Five School of the Arts Alumni Receive 2016 Guggenheim Fellowship

April 07, 2016

Five School of the Arts alumni have received 2016 Guggenheim Fellowships: Marina Adams ‘83 in Fine Arts; Jesse Ball '04 in Fiction; Edmund Campion '93 in Music Composition; Amanda Petrusich '03 in General Nonfiction; and Sue de Beer '98 for Fine Arts.
 
The Board of Trustees of the John Simon Guggenheim Memorial Foundation awarded 175 fellowships (including three joint fellowships) to 178 scholars, artists, and scientists.
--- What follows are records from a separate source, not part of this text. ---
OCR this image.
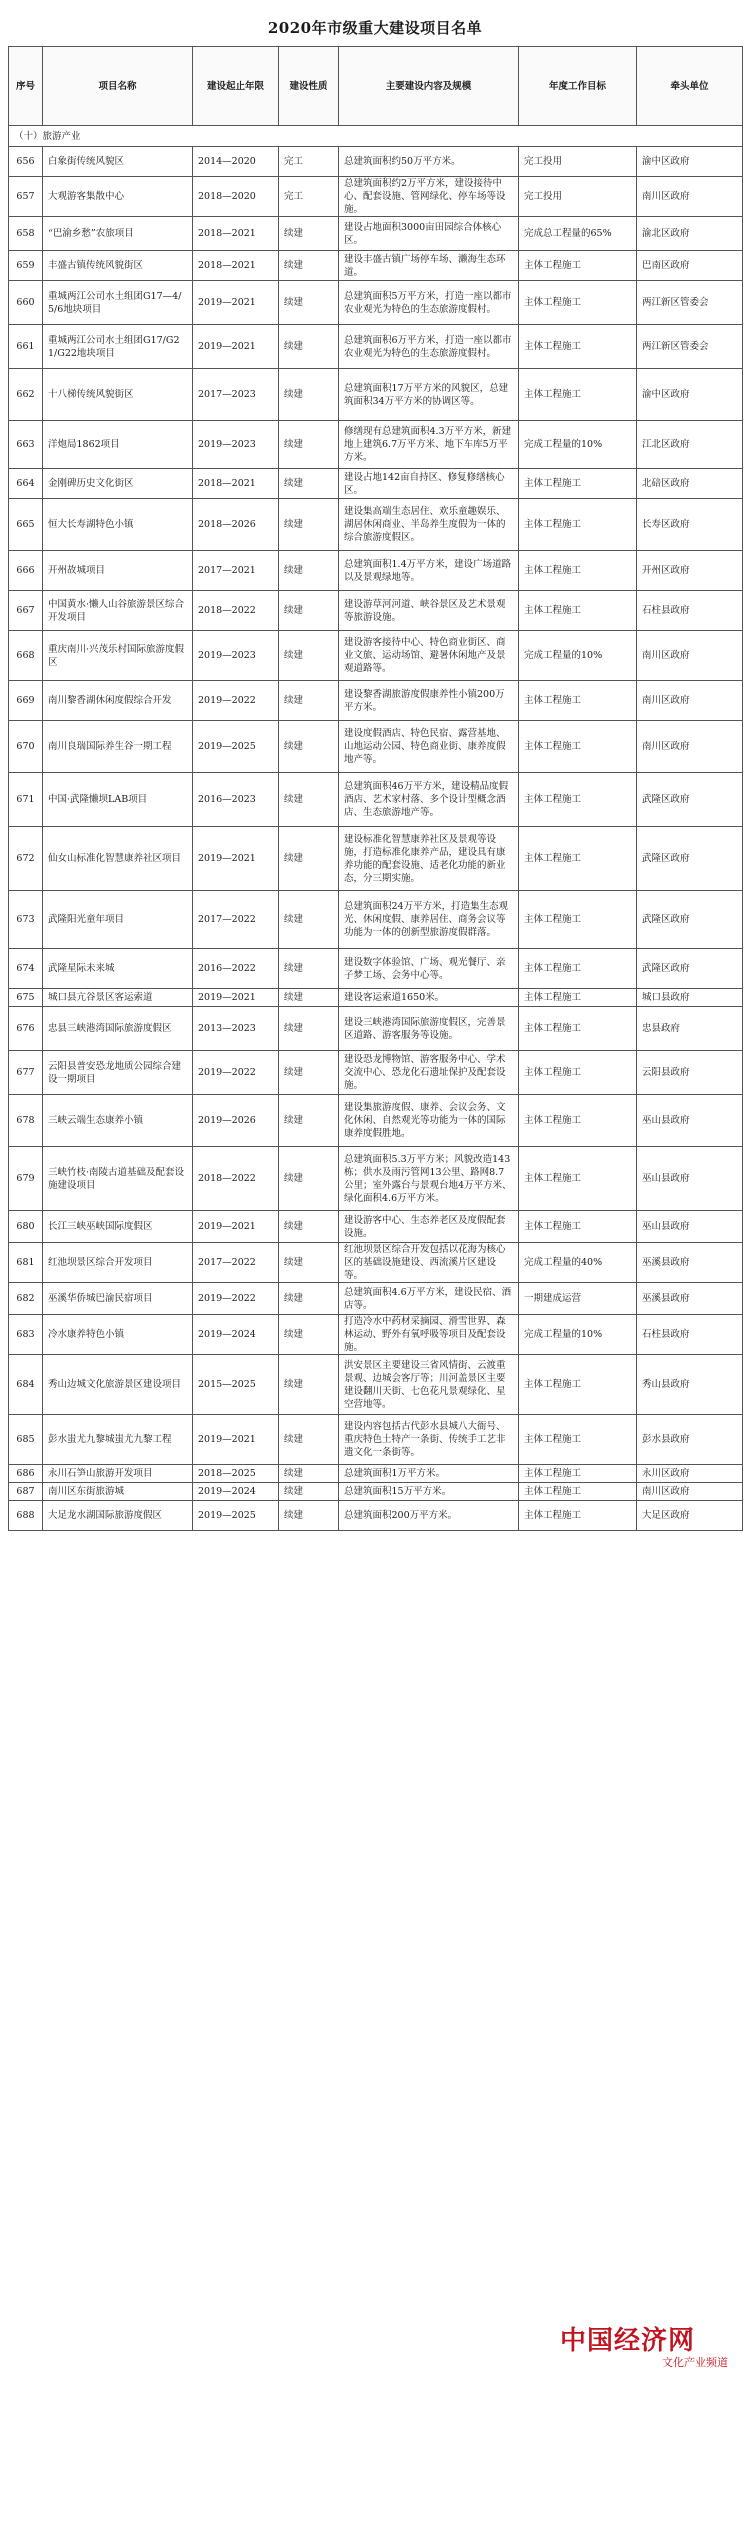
2020年市级重大建设项目名单
序号	项目名称	建设起止年限	建设性质	主要建设内容及规模	年度工作目标	牵头单位
（十）旅游产业						
656	白象街传统风貌区	2014—2020	完工	总建筑面积约50万平方米。	完工投用	渝中区政府
657	大观游客集散中心	2018—2020	完工	总建筑面积约2万平方米，建设接待中心、配套设施、管网绿化、停车场等设施。	完工投用	南川区政府
658	“巴渝乡愁”农旅项目	2018—2021	续建	建设占地面积3000亩田园综合体核心区。	完成总工程量的65%	渝北区政府
659	丰盛古镇传统风貌街区	2018—2021	续建	建设丰盛古镇广场停车场、濑海生态环道。	主体工程施工	巴南区政府
660	重城两江公司水土组团G17—4/5/6地块项目	2019—2021	续建	总建筑面积5万平方米，打造一座以都市农业观光为特色的生态旅游度假村。	主体工程施工	两江新区管委会
661	重城两江公司水土组团G17/G21/G22地块项目	2019—2021	续建	总建筑面积6万平方米，打造一座以都市农业观光为特色的生态旅游度假村。	主体工程施工	两江新区管委会
662	十八梯传统风貌街区	2017—2023	续建	总建筑面积17万平方米的风貌区，总建筑面积34万平方米的协调区等。	主体工程施工	渝中区政府
663	洋炮局1862项目	2019—2023	续建	修缮现有总建筑面积4.3万平方米，新建地上建筑6.7万平方米、地下车库5万平方米。	完成工程量的10%	江北区政府
664	金刚碑历史文化街区	2018—2021	续建	建设占地142亩自持区、修复修缮核心区。	主体工程施工	北碚区政府
665	恒大长寿湖特色小镇	2018—2026	续建	建设集高端生态居住、欢乐童趣娱乐、湖居休闲商业、半岛养生度假为一体的综合旅游度假区。	主体工程施工	长寿区政府
666	开州故城项目	2017—2021	续建	总建筑面积1.4万平方米，建设广场道路以及景观绿地等。	主体工程施工	开州区政府
667	中国黄水·懒人山谷旅游景区综合开发项目	2018—2022	续建	建设游草河河道、峡谷景区及艺术景观等旅游设施。	主体工程施工	石柱县政府
668	重庆南川·兴茂乐村国际旅游度假区	2019—2023	续建	建设游客接待中心、特色商业街区、商业文旅、运动场馆、避暑休闲地产及景观道路等。	完成工程量的10%	南川区政府
669	南川黎香湖休闲度假综合开发	2019—2022	续建	建设黎香湖旅游度假康养性小镇200万平方米。	主体工程施工	南川区政府
670	南川良瑞国际养生谷一期工程	2019—2025	续建	建设度假酒店、特色民宿、露营基地、山地运动公园、特色商业街、康养度假地产等。	主体工程施工	南川区政府
671	中国·武隆懒坝LAB项目	2016—2023	续建	总建筑面积46万平方米，建设精品度假酒店、艺术家村落、多个设计型概念酒店、生态旅游地产等。	主体工程施工	武隆区政府
672	仙女山标准化智慧康养社区项目	2019—2021	续建	建设标准化智慧康养社区及景观等设施，打造标准化康养产品，建设具有康养功能的配套设施、适老化功能的新业态，分三期实施。	主体工程施工	武隆区政府
673	武隆阳光童年项目	2017—2022	续建	总建筑面积24万平方米，打造集生态观光、休闲度假、康养居住、商务会议等功能为一体的创新型旅游度假群落。	主体工程施工	武隆区政府
674	武隆星际未来城	2016—2022	续建	建设数字体验馆、广场、观光餐厅、亲子梦工场、会务中心等。	主体工程施工	武隆区政府
675	城口县亢谷景区客运索道	2019—2021	续建	建设客运索道1650米。	主体工程施工	城口县政府
676	忠县三峡港湾国际旅游度假区	2013—2023	续建	建设三峡港湾国际旅游度假区，完善景区道路、游客服务等设施。	主体工程施工	忠县政府
677	云阳县普安恐龙地质公园综合建设一期项目	2019—2022	续建	建设恐龙博物馆、游客服务中心、学术交流中心、恐龙化石遗址保护及配套设施。	主体工程施工	云阳县政府
678	三峡云端生态康养小镇	2019—2026	续建	建设集旅游度假、康养、会议会务、文化休闲、自然观光等功能为一体的国际康养度假胜地。	主体工程施工	巫山县政府
679	三峡竹枝·南陵古道基础及配套设施建设项目	2018—2022	续建	总建筑面积5.3万平方米；风貌改造143栋；供水及雨污管网13公里、路网8.7公里；室外露台与景观台地4万平方米、绿化面积4.6万平方米。	主体工程施工	巫山县政府
680	长江三峡巫峡国际度假区	2019—2021	续建	建设游客中心、生态养老区及度假配套设施。	主体工程施工	巫山县政府
681	红池坝景区综合开发项目	2017—2022	续建	红池坝景区综合开发包括以花海为核心区的基础设施建设、西流溪片区建设等。	完成工程量的40%	巫溪县政府
682	巫溪华侨城巴渝民宿项目	2019—2022	续建	总建筑面积4.6万平方米，建设民宿、酒店等。	一期建成运营	巫溪县政府
683	冷水康养特色小镇	2019—2024	续建	打造冷水中药材采摘园、滑雪世界、森林运动、野外有氧呼吸等项目及配套设施。	完成工程量的10%	石柱县政府
684	秀山边城文化旅游景区建设项目	2015—2025	续建	洪安景区主要建设三省风情街、云渡重景观、边城会客厅等；川河盖景区主要建设翻川天街、七色花凡景观绿化、星空营地等。	主体工程施工	秀山县政府
685	彭水蚩尤九黎城蚩尤九黎工程	2019—2021	续建	建设内容包括古代彭水县城八大衙号、重庆特色土特产一条街、传统手工艺非遗文化一条街等。	主体工程施工	彭水县政府
686	永川石笋山旅游开发项目	2018—2025	续建	总建筑面积1万平方米。	主体工程施工	永川区政府
687	南川区东街旅游城	2019—2024	续建	总建筑面积15万平方米。	主体工程施工	南川区政府
688	大足龙水湖国际旅游度假区	2019—2025	续建	总建筑面积200万平方米。	主体工程施工	大足区政府
中国经济网
文化产业频道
The winners were chosen from a batch of 3000 applicants.

Marina Adams is a painter who graduated from the Visual Arts Program at the School of the Arts. Her solo exhibitions include a show with the New York gallery and publishing house, Karma at the Independent, concurrent with their publication of her newest book, titled Portrait and a Dream. She is based in New York City and Parma, Italy, and has shown her work in Switzerland.
 
Jesse Ball is a poet and novelist who now teaches at the School of the Art Institute of Chicago. He published his fifth novel, A Cure for Suicide (Pantheon), in July. His previous book, Silence Once Begun, was a finalist for the 2015 Los Angeles Times Book Prize in Fiction, along with professor Donald Antrim. Ball also was a finalist for the 2015 New York Public Library Young Lions Fiction Award, along with two other alumnae, Catherine Lacey '10 and the eventual winner, Molly Antopol '07.

Edmund Campion is Professor of Music Composition and Director at the Center for New Music and Audio Technologies at the University of California, Berkeley. His numerous awards include the American Rome Prize, the Lili Boulanger Prize, The Paul Fromm Award at Tanglewood, and most recently, the Goddard Lieberson Fellowship given by the American Academy in Rome. As a Guggenheim Fellow, he will travel to Korea to compose for the Korean Traditional Contemporary Orchestra, which features over 55 musicians performing on ancient Korean instruments.

Sue de Beer is an Associate Professor of Art at NYU. Her work uses elements of film, installation, sculpture and photography, and has been featured in solo exhibitions at the Kunst Werke, Berlin, the Whitney Museum of American Art at Altria, the MuHKA Museum in Antwerp, Los Angeles Contemporary Exhibitions in Los Angeles and Marianne Boesky Gallery in New York, where she is represented.
 
Amanda Petrusich is the author of three books about music: “Do Not Sell At Any Price: The Wild, Obsessive Hunt for the World’s Rarest 78rpm Records” (Scribner; 2014), “It Still Moves: Lost Songs, Lost Highways, and the Search for the Next American Music” (Faber and Faber; 2008), and “Pink Moon,” an installment in Continuum/Bloomsbury’s acclaimed 33 1/3 series. She teaches writing and criticism at NYU’s Gallatin School and was named one of the 100 most influential people in Brooklyn culture by Brooklyn Magazine this year.